Speaker:Dr. Qiongda Zhao, Assistant Professor (Mount Royal University, Canada)

Host:Dr. Lan Lan, Assistant Professor (Li Anmin Institute of Economic Research, Liaoning University)

Guest Introducer:Dr. Shukang Xiao, Assistant Professor (Li Anmin Institute of Economic Research, Liaoning University)

Time:June 18, 2026 (Thursday), 10:00 – 11:30 (Beijing Time)

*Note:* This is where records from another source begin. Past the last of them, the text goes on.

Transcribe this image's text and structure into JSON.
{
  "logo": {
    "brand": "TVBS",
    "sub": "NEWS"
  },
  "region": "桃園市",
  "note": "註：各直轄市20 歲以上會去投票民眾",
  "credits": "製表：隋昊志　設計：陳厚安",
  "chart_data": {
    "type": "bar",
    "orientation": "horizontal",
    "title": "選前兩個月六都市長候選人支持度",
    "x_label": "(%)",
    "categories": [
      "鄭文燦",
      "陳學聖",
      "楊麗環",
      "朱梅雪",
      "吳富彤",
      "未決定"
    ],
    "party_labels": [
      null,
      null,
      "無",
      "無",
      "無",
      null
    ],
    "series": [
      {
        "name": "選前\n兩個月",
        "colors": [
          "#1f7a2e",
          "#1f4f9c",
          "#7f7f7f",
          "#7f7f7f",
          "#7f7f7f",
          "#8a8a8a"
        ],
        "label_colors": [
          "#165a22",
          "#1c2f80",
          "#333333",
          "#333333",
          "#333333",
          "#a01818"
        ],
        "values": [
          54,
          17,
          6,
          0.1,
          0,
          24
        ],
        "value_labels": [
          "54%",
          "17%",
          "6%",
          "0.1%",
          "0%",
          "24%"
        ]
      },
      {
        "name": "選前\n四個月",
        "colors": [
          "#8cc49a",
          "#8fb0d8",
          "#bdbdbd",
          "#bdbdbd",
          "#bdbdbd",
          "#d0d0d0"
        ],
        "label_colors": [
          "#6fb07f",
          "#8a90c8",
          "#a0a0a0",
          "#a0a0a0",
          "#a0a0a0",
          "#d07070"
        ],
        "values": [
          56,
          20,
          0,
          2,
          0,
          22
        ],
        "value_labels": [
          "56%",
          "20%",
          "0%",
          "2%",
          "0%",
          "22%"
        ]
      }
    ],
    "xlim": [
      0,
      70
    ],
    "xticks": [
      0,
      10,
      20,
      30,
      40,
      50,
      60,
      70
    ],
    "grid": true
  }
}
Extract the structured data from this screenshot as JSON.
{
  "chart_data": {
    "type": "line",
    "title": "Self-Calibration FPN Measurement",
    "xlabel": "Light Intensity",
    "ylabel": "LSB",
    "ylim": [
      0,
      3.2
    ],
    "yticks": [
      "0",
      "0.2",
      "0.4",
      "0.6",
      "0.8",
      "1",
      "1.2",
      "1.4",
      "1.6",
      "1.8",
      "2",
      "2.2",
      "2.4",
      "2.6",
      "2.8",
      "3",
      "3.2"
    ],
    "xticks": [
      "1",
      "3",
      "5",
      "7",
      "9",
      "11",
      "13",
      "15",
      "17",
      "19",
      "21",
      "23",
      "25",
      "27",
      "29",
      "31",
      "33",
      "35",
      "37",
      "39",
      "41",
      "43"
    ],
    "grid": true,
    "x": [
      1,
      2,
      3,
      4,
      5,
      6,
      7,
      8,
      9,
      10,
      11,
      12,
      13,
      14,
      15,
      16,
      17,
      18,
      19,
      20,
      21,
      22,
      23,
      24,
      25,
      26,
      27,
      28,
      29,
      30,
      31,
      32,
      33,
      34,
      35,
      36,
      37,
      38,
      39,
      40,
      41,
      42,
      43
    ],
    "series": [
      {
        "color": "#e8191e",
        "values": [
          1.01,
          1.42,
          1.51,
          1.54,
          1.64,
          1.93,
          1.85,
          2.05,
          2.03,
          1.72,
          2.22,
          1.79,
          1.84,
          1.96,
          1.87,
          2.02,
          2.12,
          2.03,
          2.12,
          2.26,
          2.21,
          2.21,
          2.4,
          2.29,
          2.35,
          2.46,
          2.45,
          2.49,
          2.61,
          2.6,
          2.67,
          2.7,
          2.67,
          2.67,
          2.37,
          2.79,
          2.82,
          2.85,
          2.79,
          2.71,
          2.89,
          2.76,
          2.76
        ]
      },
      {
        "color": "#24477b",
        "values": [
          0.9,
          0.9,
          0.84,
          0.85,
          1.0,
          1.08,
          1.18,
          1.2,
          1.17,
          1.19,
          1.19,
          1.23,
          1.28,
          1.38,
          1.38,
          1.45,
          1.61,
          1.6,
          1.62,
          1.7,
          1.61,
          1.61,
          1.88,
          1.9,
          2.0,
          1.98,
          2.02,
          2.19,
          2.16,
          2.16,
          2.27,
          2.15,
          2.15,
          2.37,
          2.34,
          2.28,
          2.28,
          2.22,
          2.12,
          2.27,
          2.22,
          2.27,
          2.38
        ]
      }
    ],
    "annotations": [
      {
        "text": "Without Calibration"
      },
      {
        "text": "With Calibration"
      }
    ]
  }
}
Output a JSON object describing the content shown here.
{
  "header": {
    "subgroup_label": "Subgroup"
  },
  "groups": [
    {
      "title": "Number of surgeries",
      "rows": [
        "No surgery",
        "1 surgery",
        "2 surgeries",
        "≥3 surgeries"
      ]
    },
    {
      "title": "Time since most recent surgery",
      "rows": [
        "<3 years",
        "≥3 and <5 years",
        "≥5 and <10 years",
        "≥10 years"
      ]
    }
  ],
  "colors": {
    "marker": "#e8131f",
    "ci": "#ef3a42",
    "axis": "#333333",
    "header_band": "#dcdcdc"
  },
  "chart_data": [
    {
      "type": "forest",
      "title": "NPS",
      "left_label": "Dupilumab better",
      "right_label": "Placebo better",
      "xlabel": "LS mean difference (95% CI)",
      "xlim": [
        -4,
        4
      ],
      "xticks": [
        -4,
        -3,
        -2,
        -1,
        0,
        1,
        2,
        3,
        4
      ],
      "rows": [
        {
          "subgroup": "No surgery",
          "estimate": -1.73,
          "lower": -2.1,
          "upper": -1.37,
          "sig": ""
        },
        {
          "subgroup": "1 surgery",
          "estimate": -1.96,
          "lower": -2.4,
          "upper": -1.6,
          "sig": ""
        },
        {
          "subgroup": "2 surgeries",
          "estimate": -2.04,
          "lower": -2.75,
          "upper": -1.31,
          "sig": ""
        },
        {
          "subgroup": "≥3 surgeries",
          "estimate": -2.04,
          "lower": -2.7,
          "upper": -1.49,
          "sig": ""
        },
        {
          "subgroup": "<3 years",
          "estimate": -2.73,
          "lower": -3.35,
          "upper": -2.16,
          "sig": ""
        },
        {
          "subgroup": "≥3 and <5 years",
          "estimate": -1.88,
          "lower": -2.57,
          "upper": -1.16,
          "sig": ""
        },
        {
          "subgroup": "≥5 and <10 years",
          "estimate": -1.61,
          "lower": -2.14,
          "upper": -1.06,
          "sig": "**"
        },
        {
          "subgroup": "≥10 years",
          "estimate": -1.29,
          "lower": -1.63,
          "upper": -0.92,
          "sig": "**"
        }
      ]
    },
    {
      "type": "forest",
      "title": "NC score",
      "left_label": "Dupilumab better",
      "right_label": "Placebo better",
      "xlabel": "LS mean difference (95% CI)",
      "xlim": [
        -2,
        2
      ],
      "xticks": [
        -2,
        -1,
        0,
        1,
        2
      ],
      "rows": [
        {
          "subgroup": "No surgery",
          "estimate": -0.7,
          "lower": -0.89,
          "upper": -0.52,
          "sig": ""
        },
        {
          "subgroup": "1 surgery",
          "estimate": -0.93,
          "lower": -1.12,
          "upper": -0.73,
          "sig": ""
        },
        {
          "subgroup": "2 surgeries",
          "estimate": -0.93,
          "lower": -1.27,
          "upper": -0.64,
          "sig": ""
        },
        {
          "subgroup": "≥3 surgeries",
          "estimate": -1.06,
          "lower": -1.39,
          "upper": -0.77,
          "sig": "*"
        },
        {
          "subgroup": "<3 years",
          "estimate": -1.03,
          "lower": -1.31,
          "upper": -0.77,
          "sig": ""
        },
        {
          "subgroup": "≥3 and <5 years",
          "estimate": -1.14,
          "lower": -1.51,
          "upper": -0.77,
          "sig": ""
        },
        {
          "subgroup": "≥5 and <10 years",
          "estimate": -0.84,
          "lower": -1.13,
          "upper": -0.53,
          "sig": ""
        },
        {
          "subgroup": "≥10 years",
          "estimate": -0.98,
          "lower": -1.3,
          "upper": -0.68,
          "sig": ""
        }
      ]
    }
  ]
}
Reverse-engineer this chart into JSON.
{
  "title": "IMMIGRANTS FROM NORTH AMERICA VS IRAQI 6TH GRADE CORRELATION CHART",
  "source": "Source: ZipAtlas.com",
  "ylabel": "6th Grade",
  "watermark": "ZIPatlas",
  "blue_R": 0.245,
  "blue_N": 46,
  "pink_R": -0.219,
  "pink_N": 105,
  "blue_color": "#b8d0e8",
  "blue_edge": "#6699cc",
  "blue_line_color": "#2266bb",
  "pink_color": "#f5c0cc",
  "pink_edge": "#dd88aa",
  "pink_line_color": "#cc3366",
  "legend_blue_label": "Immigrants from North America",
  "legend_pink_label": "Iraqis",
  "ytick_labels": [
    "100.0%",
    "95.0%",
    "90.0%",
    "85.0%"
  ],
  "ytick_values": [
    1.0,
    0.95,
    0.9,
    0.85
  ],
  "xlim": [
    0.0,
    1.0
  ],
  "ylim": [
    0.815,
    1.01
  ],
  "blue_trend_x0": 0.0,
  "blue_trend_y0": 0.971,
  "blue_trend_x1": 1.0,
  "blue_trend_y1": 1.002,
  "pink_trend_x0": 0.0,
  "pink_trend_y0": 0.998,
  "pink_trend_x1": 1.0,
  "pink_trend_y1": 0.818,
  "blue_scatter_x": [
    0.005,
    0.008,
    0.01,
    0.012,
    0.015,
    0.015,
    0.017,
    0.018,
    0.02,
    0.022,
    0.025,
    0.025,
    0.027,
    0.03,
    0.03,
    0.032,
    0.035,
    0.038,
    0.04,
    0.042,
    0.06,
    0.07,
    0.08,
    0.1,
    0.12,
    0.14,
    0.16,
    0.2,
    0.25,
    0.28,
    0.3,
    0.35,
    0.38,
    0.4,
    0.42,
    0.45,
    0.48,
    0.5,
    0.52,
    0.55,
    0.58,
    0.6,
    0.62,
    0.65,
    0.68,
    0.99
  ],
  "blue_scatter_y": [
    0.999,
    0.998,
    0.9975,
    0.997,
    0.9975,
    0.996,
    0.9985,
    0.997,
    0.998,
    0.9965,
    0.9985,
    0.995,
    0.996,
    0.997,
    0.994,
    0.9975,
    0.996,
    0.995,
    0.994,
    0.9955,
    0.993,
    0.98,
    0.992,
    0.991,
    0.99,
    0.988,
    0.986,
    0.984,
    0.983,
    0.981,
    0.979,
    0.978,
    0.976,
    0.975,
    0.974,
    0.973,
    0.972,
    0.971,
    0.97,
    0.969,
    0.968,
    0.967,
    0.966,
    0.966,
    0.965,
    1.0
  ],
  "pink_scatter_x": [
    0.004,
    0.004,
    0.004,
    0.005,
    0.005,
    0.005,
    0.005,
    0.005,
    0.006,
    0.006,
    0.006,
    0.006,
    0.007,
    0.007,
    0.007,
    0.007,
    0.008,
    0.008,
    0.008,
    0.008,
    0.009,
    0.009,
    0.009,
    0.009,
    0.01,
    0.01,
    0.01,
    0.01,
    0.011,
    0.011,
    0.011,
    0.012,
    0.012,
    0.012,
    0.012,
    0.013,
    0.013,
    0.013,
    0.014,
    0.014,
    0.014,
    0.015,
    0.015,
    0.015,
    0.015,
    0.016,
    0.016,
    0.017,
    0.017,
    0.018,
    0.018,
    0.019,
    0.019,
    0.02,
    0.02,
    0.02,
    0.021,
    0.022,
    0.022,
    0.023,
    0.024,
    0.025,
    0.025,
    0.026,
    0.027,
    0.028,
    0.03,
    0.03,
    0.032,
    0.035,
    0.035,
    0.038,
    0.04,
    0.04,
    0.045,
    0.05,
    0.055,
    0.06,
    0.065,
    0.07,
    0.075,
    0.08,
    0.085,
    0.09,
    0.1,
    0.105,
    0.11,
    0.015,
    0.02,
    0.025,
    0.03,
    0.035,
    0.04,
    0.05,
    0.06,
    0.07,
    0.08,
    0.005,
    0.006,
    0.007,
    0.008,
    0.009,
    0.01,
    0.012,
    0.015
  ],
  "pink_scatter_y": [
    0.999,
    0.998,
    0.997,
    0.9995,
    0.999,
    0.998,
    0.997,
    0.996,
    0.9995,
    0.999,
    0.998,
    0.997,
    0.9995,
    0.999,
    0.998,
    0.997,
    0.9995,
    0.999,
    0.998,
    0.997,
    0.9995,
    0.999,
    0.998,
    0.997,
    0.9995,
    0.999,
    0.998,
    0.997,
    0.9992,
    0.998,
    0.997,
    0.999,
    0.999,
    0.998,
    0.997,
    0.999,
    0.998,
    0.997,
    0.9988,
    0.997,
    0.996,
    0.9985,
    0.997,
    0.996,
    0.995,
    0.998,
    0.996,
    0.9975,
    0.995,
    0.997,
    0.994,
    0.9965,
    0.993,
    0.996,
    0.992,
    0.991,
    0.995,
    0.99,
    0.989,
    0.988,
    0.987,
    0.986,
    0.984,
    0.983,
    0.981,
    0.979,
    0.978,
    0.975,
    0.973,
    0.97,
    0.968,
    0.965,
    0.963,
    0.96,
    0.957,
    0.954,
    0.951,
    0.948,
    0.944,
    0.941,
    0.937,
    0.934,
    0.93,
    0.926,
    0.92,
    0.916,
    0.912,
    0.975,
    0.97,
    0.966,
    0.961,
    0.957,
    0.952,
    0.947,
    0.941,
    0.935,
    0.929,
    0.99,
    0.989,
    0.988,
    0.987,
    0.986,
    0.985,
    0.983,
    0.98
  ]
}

Venue:Room 483, Faculty of Economics Building, Puhe Campus, Liaoning University

Online Access:Tencent Meeting ID: 730-281-8924

Language:Chinese/English

Abstract:Low fertility has become a defining demographic concern in many countries. In response, governments have introduced family benefits to reduce the cost of childbearing and encourage fertility. Yet less is known about how benefit design shapes fertility responses and cost-effectiveness. This paper compares two major family policy reforms in Quebec: a universal baby bonus and an earnings-related parental leave benefit. Using Canadian administrative tax data and a difference-in-differences design, we estimate their fertility effects by exploiting variation across provinces and over time. We find that both programs increase fertility, but the baby bonus generates a larger fertility response per dollar spent. This difference reflects two design features: the baby bonus provides stronger incentives at higher-order birth margins, where responses are larger, while earnings-related parental leave provides larger incentives to higher-income women, whose fertility is less responsive. Tracking cohorts over time and measuring completed fertility, we show that the effects reflect lasting increases in fertility, not merely shifts in birth timing.

Author Profile:

Dr. Qiongda Zhao is an Assistant Professor of Economics in the Department of Economics, Justice, and Policy Studies at Mount Royal University, and also holds a joint appointment as Assistant Professor at the University of Calgary. Her research interests primarily lie in the fields of public economics, labor economics, and health economics. As an applied microeconomist, she employs quasi-experimental methods combined with large-scale administrative data to systematically evaluate the effects of government transfer programs on individual behavior and social welfare, with a particular focus on the distributional impacts across different population groups and issues of equity. She has published academic articles in Applied Economics. Currently, she has a working paper under revision at the Economic Journal, a top-tier international economics journal.